In “The Work of Art in the Age of Mechanical Reproduction” Walter Benjamin writes that a key development of mass entertainment is a loss of a context. The physical object loses its particular circumstances when it is reproduced as image, especially in a medium like film. Viewing a work of art, which used to require traveling to its location, looking, noticing, and thinking, is transformed into a totally passive form of consumption. “The public is an examiner,” Benjamin writes, “but an absent-minded one.”

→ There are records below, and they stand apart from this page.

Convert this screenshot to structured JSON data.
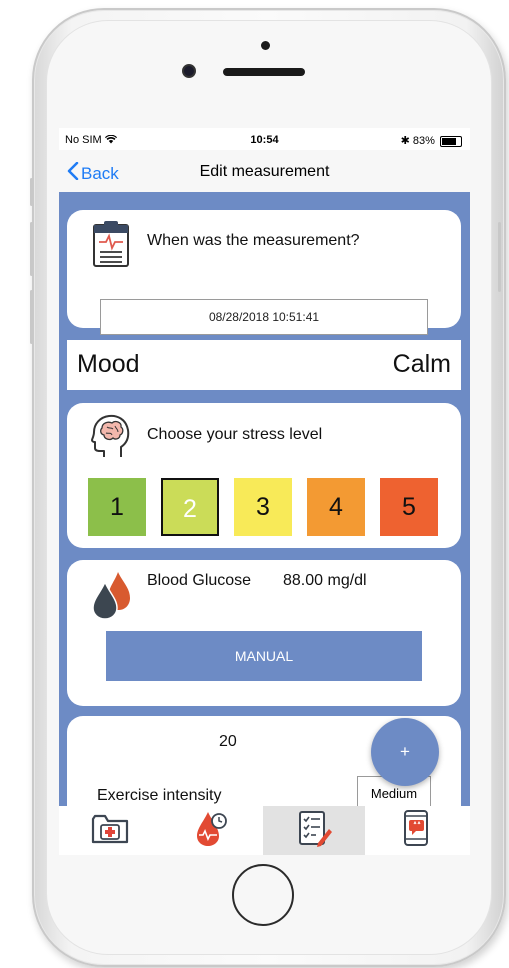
{
  "status": {
    "carrier": "No SIM",
    "time": "10:54",
    "battery": "83%"
  },
  "nav": {
    "back_label": "Back",
    "title": "Edit measurement"
  },
  "measurement": {
    "question": "When was the measurement?",
    "datetime": "08/28/2018 10:51:41"
  },
  "mood": {
    "label": "Mood",
    "value": "Calm"
  },
  "stress": {
    "prompt": "Choose your stress level",
    "selected": 2,
    "levels": [
      {
        "label": "1",
        "color": "#8cbf4a"
      },
      {
        "label": "2",
        "color": "#cbdc58"
      },
      {
        "label": "3",
        "color": "#f8ea58"
      },
      {
        "label": "4",
        "color": "#f39a33"
      },
      {
        "label": "5",
        "color": "#ee6230"
      }
    ]
  },
  "glucose": {
    "label": "Blood Glucose",
    "value": "88.00 mg/dl",
    "button_label": "MANUAL"
  },
  "exercise": {
    "value": "20",
    "intensity_label": "Exercise intensity",
    "intensity_value": "Medium"
  },
  "fab_label": "+",
  "tabs": [
    {
      "name": "medical-folder-icon"
    },
    {
      "name": "blood-drop-clock-icon"
    },
    {
      "name": "checklist-edit-icon"
    },
    {
      "name": "phone-chat-icon"
    }
  ],
  "colors": {
    "accent": "#6d8bc5",
    "link": "#1f7cf5",
    "active_tab": "#e2e2e2"
  }
}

The internet has made this problem worse. Today one can scroll through dozens of paintings in the time it takes the eye to return to a painting from its placard in a gallery. So, too, with images that record atrocities. Throughout the long summer of 2020, the internet was full of arguments about Richter’s paintings, with well-known critics and anonymous commentators both finding ways to make the paintings and the deaths they commemorated all about themselves. A prominent Atlantic writer took the occasion to claim that America was “nearly as bad as Nazi Germany,” while someone on Twitter insisted that Americans should learn about the atrocities committed by Americans, not those committed against “Beckies” like Anne Frank. Never mind that the people who were gassed, shot, beaten, and worked to death at camps like Auschwitz-Birkenau were 6 million individual humans, each with his or her own desires, grudges, hopes, pleasures—each unique and irreplaceable. In our digital life, even suffering can be contextualized out of existence.